Brian Neelon is an Associate Professor of Biostatistics in the Department of Public Health Sciences at the Medical University of South Carolina (MUSC) with a joint position at the Charleston VA Medical Center. He is also an Adjunct Associate Professor of Biostatistics at the University of North Carolina at Chapel Hill. His current work focuses on Bayesian methods for longitudinal, multivariate and spatiotemporal data. He has applied these methods to a wide range of clinical areas, including maternal and child health, cardiovascular disease, environmental heath, and health services utilization. Prior to his appointment at MUSC, he was an Assistant Professor of Biostatistics at Duke University, with joint positions at the Nicholas School of the Environment and the Center for Health Services Research at the Durham VA Medical Center. He currently serves as MPI on a VA Merit Award examining spatio-temporal trends in diabetes-related outcomes. Additionally, he is MPI for a grant from the National Library of Medicine to develop Bayesian statistical methods for shared medical decision making.
Talk: Bayesian Zero-Inflated Negative Binomial Regression Based on Pólya-Gamma Mixtures
This talk will be held via zoom. A link and password were sent to the SDS community via email on Wednesday morning.
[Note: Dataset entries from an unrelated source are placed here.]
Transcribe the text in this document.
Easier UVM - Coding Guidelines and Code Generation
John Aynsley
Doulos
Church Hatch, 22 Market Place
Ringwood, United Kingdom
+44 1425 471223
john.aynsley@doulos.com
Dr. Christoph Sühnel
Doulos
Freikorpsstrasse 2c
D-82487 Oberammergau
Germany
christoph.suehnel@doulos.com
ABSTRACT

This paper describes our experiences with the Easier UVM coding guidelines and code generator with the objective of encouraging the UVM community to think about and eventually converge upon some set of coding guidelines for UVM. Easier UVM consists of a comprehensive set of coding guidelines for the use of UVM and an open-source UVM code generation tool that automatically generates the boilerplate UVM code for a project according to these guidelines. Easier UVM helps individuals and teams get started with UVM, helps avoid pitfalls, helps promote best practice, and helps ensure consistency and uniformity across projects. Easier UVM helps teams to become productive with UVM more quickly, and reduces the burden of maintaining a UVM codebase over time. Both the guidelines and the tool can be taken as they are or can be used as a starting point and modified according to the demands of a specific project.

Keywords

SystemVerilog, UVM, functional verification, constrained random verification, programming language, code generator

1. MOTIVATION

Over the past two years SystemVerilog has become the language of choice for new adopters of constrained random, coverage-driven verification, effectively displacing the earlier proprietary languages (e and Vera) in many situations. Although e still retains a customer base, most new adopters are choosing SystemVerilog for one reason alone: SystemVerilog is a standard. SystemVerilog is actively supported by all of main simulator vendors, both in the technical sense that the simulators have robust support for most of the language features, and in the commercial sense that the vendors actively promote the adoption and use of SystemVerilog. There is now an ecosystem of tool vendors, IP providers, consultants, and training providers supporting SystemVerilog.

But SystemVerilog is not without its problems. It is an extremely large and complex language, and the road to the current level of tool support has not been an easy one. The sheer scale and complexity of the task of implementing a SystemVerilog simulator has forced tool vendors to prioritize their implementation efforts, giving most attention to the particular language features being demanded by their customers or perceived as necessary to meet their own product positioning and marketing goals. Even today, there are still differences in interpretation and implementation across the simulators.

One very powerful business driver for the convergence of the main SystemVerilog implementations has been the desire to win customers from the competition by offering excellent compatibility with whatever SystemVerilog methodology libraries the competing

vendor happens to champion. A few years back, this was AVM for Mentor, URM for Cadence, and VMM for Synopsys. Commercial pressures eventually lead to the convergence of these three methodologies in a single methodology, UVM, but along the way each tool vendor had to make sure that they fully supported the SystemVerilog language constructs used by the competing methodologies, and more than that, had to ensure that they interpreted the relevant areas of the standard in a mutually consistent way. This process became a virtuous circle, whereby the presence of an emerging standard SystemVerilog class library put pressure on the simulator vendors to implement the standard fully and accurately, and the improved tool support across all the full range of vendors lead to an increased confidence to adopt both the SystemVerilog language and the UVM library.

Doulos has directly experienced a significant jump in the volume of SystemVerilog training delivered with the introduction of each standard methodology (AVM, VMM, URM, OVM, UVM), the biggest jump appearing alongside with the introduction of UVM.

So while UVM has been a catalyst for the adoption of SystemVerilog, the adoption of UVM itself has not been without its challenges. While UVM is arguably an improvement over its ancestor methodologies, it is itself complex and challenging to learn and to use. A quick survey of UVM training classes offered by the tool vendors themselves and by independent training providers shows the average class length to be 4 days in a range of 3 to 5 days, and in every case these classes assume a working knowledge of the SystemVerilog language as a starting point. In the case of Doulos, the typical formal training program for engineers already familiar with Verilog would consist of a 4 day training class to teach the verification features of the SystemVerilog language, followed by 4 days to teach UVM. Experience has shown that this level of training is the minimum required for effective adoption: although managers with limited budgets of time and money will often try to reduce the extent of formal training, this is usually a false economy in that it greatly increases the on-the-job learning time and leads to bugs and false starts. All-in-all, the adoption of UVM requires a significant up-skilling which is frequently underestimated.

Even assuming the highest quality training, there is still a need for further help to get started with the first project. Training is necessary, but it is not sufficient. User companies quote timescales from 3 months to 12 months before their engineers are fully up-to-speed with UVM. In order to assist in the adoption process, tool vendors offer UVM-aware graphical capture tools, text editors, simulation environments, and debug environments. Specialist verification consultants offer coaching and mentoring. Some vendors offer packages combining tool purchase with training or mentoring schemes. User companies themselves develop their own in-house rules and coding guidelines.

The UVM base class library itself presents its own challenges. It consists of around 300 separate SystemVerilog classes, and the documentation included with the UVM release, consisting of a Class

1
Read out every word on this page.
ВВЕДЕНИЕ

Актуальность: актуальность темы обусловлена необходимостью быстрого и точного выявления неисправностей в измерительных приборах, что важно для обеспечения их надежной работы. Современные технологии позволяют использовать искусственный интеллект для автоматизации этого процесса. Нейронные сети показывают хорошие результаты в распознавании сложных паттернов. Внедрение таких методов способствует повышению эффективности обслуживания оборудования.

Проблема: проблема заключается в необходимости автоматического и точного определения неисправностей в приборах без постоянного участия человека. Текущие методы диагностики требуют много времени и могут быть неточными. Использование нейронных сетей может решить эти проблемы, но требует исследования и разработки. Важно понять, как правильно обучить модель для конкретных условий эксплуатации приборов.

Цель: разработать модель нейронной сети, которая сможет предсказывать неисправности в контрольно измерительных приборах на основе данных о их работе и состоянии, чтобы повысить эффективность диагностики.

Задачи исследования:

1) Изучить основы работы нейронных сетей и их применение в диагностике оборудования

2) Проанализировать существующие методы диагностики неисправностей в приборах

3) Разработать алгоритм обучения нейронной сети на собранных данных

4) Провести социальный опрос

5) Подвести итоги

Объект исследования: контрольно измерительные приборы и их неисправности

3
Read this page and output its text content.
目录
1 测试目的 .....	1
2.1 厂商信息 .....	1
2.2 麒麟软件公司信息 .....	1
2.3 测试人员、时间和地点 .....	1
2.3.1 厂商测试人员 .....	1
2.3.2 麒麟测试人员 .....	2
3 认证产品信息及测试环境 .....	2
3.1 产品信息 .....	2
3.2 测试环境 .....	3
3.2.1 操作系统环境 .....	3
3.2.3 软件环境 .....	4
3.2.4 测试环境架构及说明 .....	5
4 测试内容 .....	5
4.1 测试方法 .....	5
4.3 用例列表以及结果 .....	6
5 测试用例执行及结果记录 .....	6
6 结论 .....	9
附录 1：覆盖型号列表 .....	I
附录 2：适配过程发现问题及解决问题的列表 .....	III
Abstract: Motivated by a study examining spatiotemporal patterns in inpatient hospitalizations, we propose an efficient Bayesian approach for fitting zero-inflated negative binomial models. To facilitate posterior sampling, we introduce a set of latent variables that are represented as scale mixtures of normals, where the precision terms follow independent Pólya-Gamma distributions. Conditional on the latent variables, inference proceeds via straightforward Gibbs sampling. For fixed-effects models, our approach is comparable to existing methods. However, our model can accommodate more complex data structures, including multivariate and spatiotemporal data, settings in which current approaches often fail due to computational challenges. Using simulation studies, we highlight key features of the method and compare its performance to other estimation procedures. We apply the approach to a spatiotemporal analysis examining the number of annual inpatient admissions among United States veterans with type 2 diabetes. We also discuss recent applications to COVID-19 and social vulnerability, using Alabama and Arizona as case studies.